A: 3D Printing Studios can FDM parts can be as large as 406 x 355 x 406 mm. (X, Y, and Z). Designers should note that extruded plastic is strongest in the tensile mode along the X-Y plane. Layers are held together by newly deposited material across the strands (one strand cools while the other is laid on top of it), so the finished part’s lowest strength is in the Z-direction for both tensile and shear modes. Overhanging nonsupported features, such as the top of a closed box, require that support material be built, which increases the time and material needed to build a part. Therefore, orientation is usually determined by the part processor. For example, half of a box-shaped casing is built with the main exterior facing down so no internal support is needed.

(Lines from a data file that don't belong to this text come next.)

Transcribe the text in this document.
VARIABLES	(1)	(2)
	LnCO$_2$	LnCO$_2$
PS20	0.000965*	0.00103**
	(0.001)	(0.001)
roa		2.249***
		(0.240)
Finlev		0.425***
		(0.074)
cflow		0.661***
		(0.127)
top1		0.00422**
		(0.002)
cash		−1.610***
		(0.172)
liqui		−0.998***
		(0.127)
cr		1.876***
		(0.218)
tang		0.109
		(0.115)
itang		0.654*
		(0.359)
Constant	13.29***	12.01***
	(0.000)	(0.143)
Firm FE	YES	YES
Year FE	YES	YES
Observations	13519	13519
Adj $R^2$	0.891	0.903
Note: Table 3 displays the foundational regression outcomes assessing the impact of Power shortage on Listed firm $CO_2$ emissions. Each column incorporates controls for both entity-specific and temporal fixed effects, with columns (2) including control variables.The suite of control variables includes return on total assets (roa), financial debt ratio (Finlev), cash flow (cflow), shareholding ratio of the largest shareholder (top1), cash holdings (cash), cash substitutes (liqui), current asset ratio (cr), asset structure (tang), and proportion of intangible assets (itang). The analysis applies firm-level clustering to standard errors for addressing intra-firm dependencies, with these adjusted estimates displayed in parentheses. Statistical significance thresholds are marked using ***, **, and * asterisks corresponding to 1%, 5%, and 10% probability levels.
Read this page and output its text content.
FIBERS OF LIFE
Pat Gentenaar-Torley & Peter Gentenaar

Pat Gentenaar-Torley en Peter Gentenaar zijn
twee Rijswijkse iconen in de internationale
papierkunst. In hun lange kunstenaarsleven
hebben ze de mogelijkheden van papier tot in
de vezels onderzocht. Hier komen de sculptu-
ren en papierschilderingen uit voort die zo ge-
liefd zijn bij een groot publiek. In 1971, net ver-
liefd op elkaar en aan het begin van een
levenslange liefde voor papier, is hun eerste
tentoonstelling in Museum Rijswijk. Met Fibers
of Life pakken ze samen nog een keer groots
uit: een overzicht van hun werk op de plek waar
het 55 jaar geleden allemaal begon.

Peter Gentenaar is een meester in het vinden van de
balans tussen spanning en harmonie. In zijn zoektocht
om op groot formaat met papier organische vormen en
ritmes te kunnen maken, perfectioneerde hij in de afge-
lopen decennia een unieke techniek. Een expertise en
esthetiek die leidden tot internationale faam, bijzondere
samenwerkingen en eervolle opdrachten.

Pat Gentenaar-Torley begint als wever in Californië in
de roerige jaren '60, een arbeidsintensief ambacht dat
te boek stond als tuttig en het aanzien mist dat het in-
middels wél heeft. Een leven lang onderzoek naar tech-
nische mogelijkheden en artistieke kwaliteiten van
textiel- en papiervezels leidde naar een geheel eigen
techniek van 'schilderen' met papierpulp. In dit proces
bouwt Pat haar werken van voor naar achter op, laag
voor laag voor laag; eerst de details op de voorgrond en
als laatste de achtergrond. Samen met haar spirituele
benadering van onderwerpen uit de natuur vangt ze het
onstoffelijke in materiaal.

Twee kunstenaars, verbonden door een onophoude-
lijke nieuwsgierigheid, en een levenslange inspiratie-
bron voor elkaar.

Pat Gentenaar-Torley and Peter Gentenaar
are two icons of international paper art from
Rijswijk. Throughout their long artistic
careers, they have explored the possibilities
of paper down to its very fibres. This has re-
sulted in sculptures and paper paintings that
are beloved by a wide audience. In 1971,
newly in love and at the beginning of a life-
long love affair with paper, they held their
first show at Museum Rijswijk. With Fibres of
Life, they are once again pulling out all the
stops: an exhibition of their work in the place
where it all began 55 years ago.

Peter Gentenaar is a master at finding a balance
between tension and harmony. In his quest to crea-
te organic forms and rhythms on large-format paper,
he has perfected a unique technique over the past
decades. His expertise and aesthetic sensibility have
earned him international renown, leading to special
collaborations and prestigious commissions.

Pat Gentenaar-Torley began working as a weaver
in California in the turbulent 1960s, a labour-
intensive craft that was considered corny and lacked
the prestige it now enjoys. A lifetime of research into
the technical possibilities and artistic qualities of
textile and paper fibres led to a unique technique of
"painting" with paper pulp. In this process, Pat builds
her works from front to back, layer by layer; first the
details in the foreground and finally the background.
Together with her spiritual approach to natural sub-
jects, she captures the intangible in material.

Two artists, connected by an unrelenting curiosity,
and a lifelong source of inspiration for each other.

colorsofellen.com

Q: Can all of an assembly’s parts be made at one time on an FDM machine?
A: Yes but we need to ensure enough clearance between parts to prevent them from fusing together. The guideline for clearances on assemblies is a minimum Z clearance of the slice thickness. The X/Y clearance should be at least the default extrusion width based on a suggested minimum wall thickness.
Q: Why and how do parts get sectioned?
A: Sectioning is used to: build parts too big for the build chamber by cutting parts into sections; minimize support structures; remove overhanging features from the top of parts (in their build orientation) and build them separately; prevent fragile features from damage during post processing; and to isolate fragile features from a part and build them separately. After fragile features are removed, they can be built in orientations that result in stronger parts. There are several bonding methods to reattach features and join sectionedparts. Parts may be sectioned prior to manufacturing in CAD, in prototyping software applications or by an FDM service provider.
Q: Can FDM parts be post processed?
A: FDM uses engineering-grade thermoplastics, so parts will withstand a number of post-manufacturing processes. These include machining operations such as drilling and tapping, sawing, turning, and milling. But heat builds up quickly in plastic parts, so removing material slowly and using coolant keeps parts from distorting. Other post processing operations may include smoothing, burnishing, sealing, joining, bonding, and plating.